The Social Atom: Physics and Human Affairs

Details

Date Thursday June 7th 2007
Time 4:00-5:00pm
Venue George E. Pake Auditorium

PARC Forum

What if someone told you that the way to understanding human behavior was through physics, rather than psychology? Suggesting that we can apply the laws of physics to humanity is sometimes a frightening thought. I take on the reasoning of major economic theory, and then use the law of physics and the cutting-edge work of some of the world’s most creative scientists to explain how by looking at humans as social atoms (and computer modeling now enables us to do this, we are much more likely to be able to predict and understand our own behavior.
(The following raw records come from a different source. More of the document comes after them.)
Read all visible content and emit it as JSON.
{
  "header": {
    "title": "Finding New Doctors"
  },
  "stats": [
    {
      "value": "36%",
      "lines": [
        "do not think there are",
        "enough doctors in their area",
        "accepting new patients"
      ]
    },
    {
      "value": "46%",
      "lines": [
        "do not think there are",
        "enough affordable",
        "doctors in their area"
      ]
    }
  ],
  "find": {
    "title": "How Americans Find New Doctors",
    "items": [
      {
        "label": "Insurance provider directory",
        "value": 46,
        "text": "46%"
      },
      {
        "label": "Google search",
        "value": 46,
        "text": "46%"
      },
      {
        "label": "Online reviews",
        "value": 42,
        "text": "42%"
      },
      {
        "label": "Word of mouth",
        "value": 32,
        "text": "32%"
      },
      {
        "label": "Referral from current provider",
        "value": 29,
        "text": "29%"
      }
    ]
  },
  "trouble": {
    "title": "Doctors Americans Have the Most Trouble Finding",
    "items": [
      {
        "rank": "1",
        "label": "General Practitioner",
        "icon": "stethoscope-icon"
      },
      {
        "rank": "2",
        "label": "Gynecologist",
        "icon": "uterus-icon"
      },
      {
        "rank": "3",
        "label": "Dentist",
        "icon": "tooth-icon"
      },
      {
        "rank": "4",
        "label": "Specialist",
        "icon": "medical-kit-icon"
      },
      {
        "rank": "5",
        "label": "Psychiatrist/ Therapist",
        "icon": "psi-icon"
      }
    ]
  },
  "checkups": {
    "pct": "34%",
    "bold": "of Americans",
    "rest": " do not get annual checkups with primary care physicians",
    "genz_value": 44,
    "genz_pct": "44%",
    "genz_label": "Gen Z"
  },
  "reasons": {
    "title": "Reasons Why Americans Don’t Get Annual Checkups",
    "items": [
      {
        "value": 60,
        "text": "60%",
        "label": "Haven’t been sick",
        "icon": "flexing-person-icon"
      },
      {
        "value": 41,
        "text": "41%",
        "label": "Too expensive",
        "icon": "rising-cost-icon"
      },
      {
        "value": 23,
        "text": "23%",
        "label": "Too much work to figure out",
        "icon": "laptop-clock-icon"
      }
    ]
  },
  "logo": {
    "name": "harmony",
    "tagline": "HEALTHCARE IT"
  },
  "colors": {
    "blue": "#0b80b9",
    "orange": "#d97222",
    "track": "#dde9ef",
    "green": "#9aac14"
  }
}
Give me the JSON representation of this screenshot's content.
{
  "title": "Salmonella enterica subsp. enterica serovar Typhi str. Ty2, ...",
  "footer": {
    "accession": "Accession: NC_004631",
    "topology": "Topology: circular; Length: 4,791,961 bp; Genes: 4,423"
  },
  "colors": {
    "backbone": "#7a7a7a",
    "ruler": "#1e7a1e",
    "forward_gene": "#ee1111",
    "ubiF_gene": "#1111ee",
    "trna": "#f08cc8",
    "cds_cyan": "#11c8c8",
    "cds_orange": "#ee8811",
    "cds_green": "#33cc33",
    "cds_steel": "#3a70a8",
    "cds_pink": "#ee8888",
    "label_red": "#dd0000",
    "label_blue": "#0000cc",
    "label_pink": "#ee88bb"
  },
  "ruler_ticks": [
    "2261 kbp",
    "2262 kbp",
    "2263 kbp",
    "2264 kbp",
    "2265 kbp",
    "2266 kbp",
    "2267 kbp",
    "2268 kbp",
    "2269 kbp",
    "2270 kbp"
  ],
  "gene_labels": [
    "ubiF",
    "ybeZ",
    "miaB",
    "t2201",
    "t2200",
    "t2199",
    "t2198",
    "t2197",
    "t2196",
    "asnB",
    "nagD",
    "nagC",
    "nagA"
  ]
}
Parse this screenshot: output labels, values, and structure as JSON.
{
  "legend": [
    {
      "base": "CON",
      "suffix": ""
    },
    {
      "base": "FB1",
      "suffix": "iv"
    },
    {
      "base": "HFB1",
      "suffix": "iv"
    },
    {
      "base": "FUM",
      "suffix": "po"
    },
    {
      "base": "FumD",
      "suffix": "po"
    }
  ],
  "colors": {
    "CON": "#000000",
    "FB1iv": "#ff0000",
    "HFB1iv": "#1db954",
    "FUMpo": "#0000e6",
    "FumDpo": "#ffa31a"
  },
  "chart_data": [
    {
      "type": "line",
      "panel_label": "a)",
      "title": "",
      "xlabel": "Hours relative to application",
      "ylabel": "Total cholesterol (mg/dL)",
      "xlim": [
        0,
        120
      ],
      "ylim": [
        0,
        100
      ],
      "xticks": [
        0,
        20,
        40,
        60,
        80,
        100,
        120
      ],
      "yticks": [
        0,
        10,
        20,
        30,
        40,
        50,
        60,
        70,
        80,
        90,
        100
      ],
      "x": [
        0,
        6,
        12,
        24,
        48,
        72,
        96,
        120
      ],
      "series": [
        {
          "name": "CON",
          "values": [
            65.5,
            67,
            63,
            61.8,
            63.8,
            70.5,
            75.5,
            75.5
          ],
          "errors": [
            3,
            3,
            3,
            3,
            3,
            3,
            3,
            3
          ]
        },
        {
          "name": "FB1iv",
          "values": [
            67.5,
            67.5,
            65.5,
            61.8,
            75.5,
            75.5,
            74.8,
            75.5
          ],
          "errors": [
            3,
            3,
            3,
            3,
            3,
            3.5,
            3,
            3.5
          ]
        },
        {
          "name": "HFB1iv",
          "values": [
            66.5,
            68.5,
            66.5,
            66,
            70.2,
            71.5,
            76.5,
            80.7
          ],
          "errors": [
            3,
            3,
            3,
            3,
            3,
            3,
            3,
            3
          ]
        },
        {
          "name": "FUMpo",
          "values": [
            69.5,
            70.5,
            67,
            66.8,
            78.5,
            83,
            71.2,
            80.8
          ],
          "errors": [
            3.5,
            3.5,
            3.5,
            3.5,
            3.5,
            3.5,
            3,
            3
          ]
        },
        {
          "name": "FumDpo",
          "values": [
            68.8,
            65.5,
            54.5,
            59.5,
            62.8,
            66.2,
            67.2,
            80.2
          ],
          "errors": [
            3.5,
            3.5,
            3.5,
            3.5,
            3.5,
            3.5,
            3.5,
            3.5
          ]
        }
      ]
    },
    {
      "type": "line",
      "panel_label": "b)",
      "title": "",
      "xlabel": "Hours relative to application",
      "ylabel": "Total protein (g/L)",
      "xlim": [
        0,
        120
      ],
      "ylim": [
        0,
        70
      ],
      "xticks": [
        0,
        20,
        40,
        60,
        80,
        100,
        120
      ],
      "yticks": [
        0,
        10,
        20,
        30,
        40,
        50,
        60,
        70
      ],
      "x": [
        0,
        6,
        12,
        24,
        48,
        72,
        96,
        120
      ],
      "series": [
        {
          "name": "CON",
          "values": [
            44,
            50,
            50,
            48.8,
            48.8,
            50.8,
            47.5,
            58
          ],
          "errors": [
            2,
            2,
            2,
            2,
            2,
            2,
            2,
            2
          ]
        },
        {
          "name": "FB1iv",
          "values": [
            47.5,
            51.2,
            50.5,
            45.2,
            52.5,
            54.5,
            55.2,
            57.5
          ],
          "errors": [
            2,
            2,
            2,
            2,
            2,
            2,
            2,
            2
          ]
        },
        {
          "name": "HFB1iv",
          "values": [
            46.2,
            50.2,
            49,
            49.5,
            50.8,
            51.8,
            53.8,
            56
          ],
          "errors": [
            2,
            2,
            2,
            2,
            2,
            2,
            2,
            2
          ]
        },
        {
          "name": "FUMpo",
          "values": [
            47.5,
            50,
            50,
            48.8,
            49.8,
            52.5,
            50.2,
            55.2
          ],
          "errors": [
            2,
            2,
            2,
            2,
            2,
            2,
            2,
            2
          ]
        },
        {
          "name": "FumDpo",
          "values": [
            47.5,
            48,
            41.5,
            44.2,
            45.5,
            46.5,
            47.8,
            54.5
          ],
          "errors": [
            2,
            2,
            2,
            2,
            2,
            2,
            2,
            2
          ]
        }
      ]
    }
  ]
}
Why are some bars crowded one week and empty the next? What’s the logic behind the New York Stock Exchange, and other financial markets, and how do streams of thinking feed on themselves to create rallies and crashes that no one ever intended? What makes ethnic violence break out?

Using these and other examples, I will show that our collective behavior follows mathematical patterns of surprising precision. But this way of thinking does not demean or devalue human life, it merely accepts that mathematics and mechanics of the ordinary world apply to us as much as to anything else. “Looking at patterns, not people” – in the way that physicists observe atoms-offers us a basic, yet revolutionary way to understand the ways in which we all live together, and why sometimes it works so well, and why sometimes so badly.

Presenter(s)

Mark Buchanan is a theoretical physicist and associate editor at Complexus, a journal of bio-complexity. He was formerly an editor at Nature and New Scientist, and is the author of numerous magazine and newspaper articles in the U.S. and U.K. He writes a monthly column for Nature Physics, and - over the past month - has been a guest columnist for the New York Times.

Dr Buchanan is a European Commission expert in the area of the "complexity sciences," and the author of two prize-nominated books, Ubiquity: The Science of History and Nexus: Small Worlds and the Groundbreaking Science of Networks. His third book, The Social Atom, is publishing on June 5, 2007, and explores how ideas and concepts from the physical sciences can help us understand human affairs. He lives in Cambridgeshire, England.